Şöyle anlatmaya çalışayım.
Bir ses kartı, genel ses sistemlerinde KÖPRÜ görevi görmektedir. Bu köprüden bazı kişiler geçerler. Bu kişilerin bir kısmı dışardan gelenlerdir. Bir kısmı da içerde hazır bulunanlardır. İçerde hazır bulunanlar, bizlerin daha önce bilgisayarımıza depoladığımız müziklerdir. Dışarda bulunanlar ise bilgisayarımıza depolayabilmek için belli aşamalardan geçirmemiz gereken müziklerdir. İşte dışarda bulunanların içeri alınması için gerekli kriterleri yerine getirmesi gerekmektedir. Örnekte verdiğimiz gibi kişilerin uygun şekilde giydirilmesi diyebiliriz. Bir uyum içerisinde giydirilmiş olan bu kişiler (müzikler) belli bir ahenk içerisinde yol alacakları için ve köprü geçişlerinde belli düzende geçecekleri için daha sağlıklı bir veri akışı sağlayacaklardır. İşte bu anlatmış olduğum şeyler bir ses kartının kayıt kalitesini göstermektedir. Basit ses kartlarındaki kayıt kalitesi, distorsiyon (bozulma, düzensizlik) olarak daha fazladır. Ses düzeninde etken olan diğer unsurlar da (frekans karakteristiği, THD, S/N, Üst frekans örnekleme yoğunluğu) gibi unsurlar da bir araya geldiğinde bir ses kartının kalitesi ortaya çıkmaktadır. Bu kaliteyi tutturmak için ses kartlarında sadece DSP (digital sound processor) değil yan donanımların da büyük etkisi vardır. Ciddi firmalarda (Asus, Creative gibi) bir ses kartında kullanılan kondansatörlerin bile belli bir kalitesi vardır. İşte bu yüzden bu tür kartlar daha pahalıdır.

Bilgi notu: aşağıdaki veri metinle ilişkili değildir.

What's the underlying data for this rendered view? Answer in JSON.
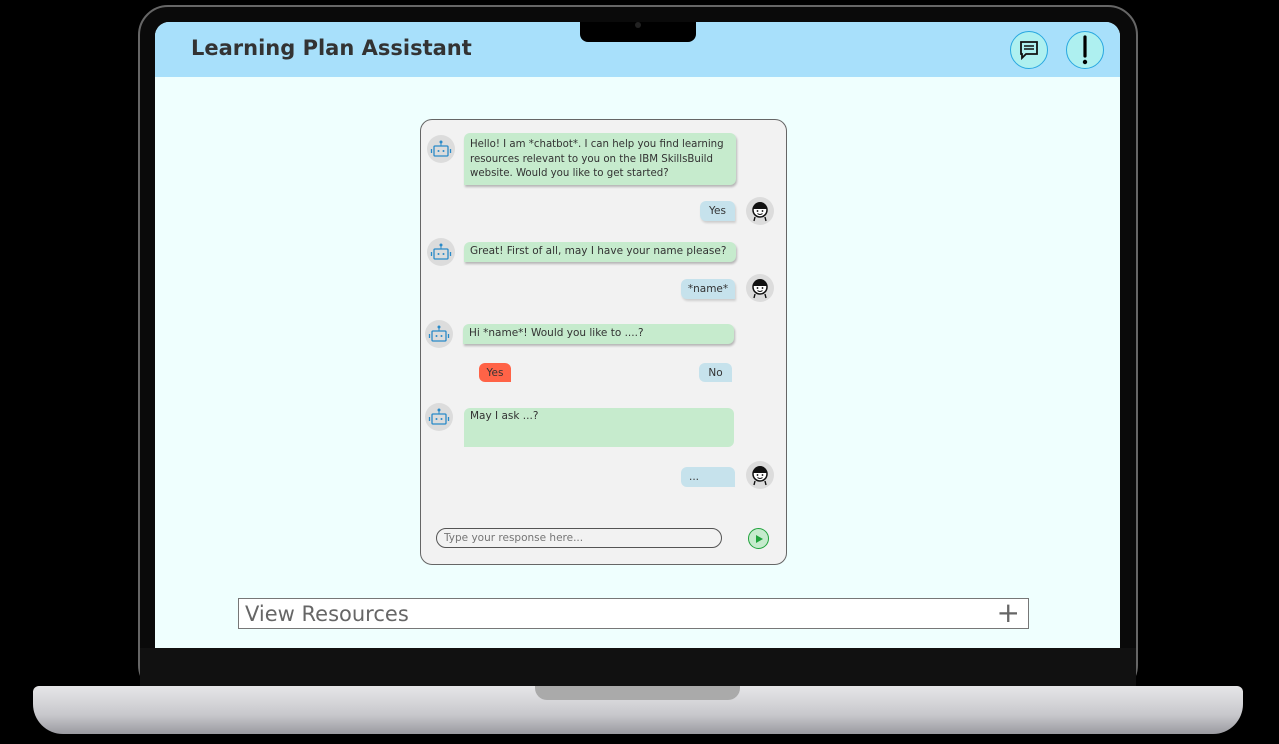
{
  "header": {
    "title": "Learning Plan Assistant",
    "icons": [
      "chat-icon",
      "alert-icon"
    ]
  },
  "chat": {
    "messages": [
      {
        "from": "bot",
        "text": "Hello! I am *chatbot*. I can help you find learning resources relevant to you on the IBM SkillsBuild website. Would you like to get started?"
      },
      {
        "from": "user",
        "text": "Yes"
      },
      {
        "from": "bot",
        "text": "Great! First of all,  may I have your name please?"
      },
      {
        "from": "user",
        "text": "*name*"
      },
      {
        "from": "bot",
        "text": "Hi *name*! Would you like to ....?"
      },
      {
        "from": "bot",
        "text": "May I ask ...?"
      },
      {
        "from": "user",
        "text": "..."
      }
    ],
    "options": {
      "yes": "Yes",
      "no": "No"
    },
    "input_placeholder": "Type your response here...",
    "colors": {
      "bot_bubble": "#c6ebcd",
      "user_bubble": "#c6e2ec",
      "yes_option": "#ff6347"
    }
  },
  "resources": {
    "label": "View Resources",
    "expand_icon": "+"
  }
}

Haa, farkı hissedebilecekmiyim dersen;
Bunun tek bir kriteri vardır. Dinlemekte olduğun hoparlörler ve amplifikatörün kalitesi gerçekten iyi ise, kaydettiğin eserin kaynağı ve giriş düzeni yeterli ise o zaman ciddi farklar göreceksin. Hatta bu kriterleri yerine getirdiğin zaman MP3 gibi formatları bile dinlemek istemeyeceksin.